The sanctions Manning faces are dire. Military officials have said prosecutors will not seek the death penalty, but it is still possible that Manning could be sentenced to die if Maj. Gen. Karl Horst, the commanding general of the Military District of Washington, recommends it, say defense officials. Horst will oversee the trial.
Horst "could come back and say, ‘You know what? I dismiss all charges against PFC Manning.’ Or he could say, ‘I will seek capital punishment,’ ” says Shaunteh Kelly, chief of media relations for the US Army Military District of Washington. Horst could also simply “concur with what the prosecuting team has recommended,” which is life in prison, she notes.
While Manning stands accused of “aiding the enemy,” the Army's charging documents do not say precisely who “the enemy” is. Some speculate that the enemy could be interpreted as WikiLeaks founder Julian Assange.
If that's the case, says Ellsberg, Manning’s alleged leaking of documents would have even stronger parallel with his own leak of the Pentagon papers to The New York Times.
The Army denies Mr. Assange is the unnamed enemy. “It’s not WikiLeaks, OK?” says the Army’s Ms. Kelly, adding that the military is not specifying “the enemy” for security reasons. “Given that this is a national security case during a time of war, identifying this information may potentially compromise ongoing military operations, the safety of our service members, and the criminal investigation,” she says.
Potentially pivotal to the case will be motive, say legal experts. Manning could argue that he had a reason to disobey lawful orders against releasing classified information, says retired Lt. Col. Jon Shelburne, a former US Marine Corps judge advocate general and interim director and clinic defense coordinator at the Roger Williams School of Law, in Bristol, R.I.
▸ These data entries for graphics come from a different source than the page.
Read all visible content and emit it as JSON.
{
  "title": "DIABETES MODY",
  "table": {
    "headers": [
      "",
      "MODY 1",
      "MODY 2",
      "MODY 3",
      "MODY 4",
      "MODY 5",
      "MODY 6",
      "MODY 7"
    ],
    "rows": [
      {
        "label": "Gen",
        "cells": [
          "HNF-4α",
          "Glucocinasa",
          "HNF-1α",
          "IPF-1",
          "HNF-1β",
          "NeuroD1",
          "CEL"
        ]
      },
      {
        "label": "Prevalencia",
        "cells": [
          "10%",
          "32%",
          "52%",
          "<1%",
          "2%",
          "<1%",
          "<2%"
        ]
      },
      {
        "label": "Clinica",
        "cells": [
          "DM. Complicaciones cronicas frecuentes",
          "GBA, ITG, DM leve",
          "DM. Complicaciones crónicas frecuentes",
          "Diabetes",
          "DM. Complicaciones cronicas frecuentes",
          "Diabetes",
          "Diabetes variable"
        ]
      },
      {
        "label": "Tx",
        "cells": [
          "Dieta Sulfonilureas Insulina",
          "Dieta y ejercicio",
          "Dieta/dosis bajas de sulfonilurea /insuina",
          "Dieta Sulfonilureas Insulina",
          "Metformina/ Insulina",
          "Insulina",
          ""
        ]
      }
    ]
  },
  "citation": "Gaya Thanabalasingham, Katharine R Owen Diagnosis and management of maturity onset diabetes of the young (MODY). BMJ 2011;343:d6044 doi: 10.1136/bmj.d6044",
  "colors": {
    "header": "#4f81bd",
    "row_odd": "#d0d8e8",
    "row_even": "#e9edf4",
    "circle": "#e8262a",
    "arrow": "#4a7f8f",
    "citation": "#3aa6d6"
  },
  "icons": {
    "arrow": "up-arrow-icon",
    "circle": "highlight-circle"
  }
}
In logs of online chats Manning had with a friend, Ellsberg notes, Manning makes reference to opposing the US military’s decision to hand over Iraqi suspects to the Iraqi military “with the expectation that they were being tortured.” If US military officials knew that torture would plausibly be carried out against these suspects and did not stop or investigate it, this could justify Manning’s actions, Ellsberg adds.
Ellsberg also says he is surprised that there has not been more outcry over Manning’s treatment by the Army. But he recalls that he was vilified after the release of the Pentagon Papers. Ellsberg faced a dozen federal charges that would have put him in jail for life and “had the president and vice president saying that I was a traitor … and contributing to the deaths of Americans.”
Today, “I’m getting more appreciation … than in the past 40 years,” Ellsburg says. But he is concerned it is “just as a foil against Manning…. Daniel Ellsberg good, Manning bad.” The widespread reaction of the public and presidential leadership, however, “was the same” in both cases, he says.